Yes, just replace the wine with more beef broth. You can even try adding in a splash of vinegar to get that punchier flavor you get from wine.
I HAVE ADE THIS RECIPE. I FOLLOWERED HER INSTRUCTIONS EXACTLY. IT IS TRULY THE BEST STEW I HAVE EVER MADE. ALL OF MY FRIENDS LIKE IT AS WELL.
That’s wonderful to hear! I’m very glad you and your friends enjoyed it! Thank YOU! 🙂
I want to double this recipe and freeze for later. Do I need to adjust the cooking time?
Hi!
You shouldn’t have to adjust the cooking time much – maybe give it a few minutes longer while browning that much meat – but you will need a much bigger pot. 😊
Amazing!!! Meat and sauce comes out absolutely perfect!!!! As another reviewer said, I coated the meat in flour, salt and pepper before browning too.
I’m very glad you enjoyed it! Thank YOU! 🙂
Best ever. Tried this recipe over the weekend. The meat is so tender it melts in your mouth and the carrots are not completely mushy, the sauce is on another level. Can’t wait to make this for my husband to try. I coated my beef in some plain flour, salt and pepper before browning.
Thank YOU! I am very glad you enjoyed it! 🙂
Way to much work.
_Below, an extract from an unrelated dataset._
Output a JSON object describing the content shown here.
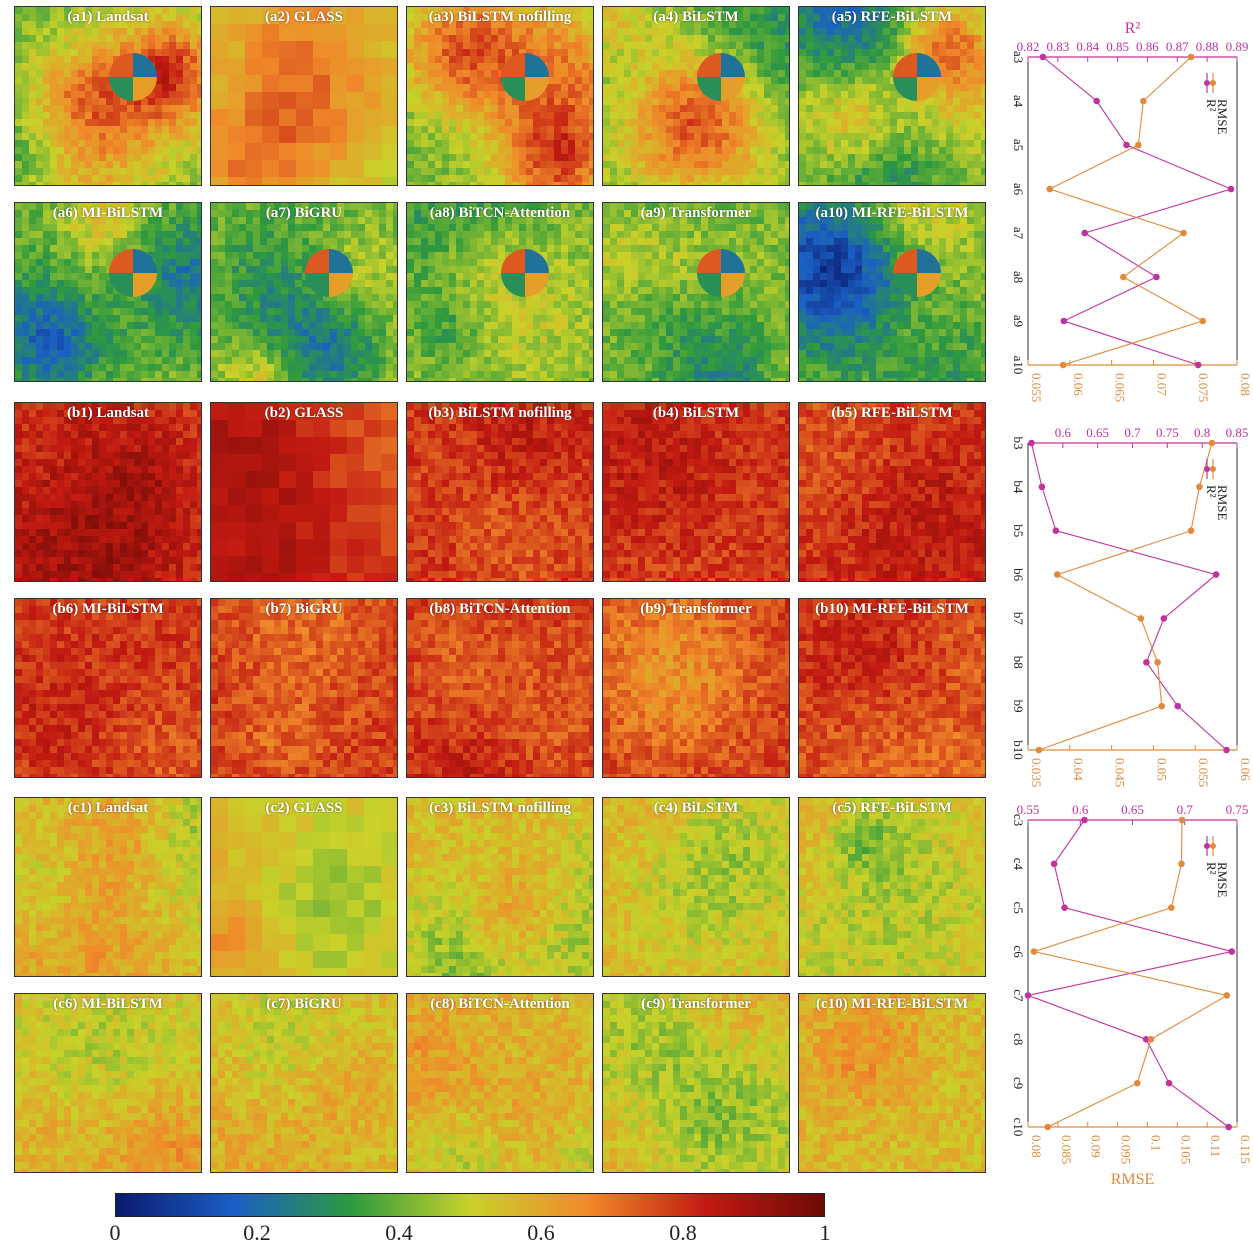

I cooked a meal before turning on hte slow cooker. The idea behind a slow cooker is an easy meal
This is cooking in my crock pot right now…you should smell the aroma in my house… <3
If I wanted to add some small or diced potatoes, when do you recommend I do that? At the beginning and keep them on the top or midway through cooking?
Hi!
Just add them in at the beginning with everything else.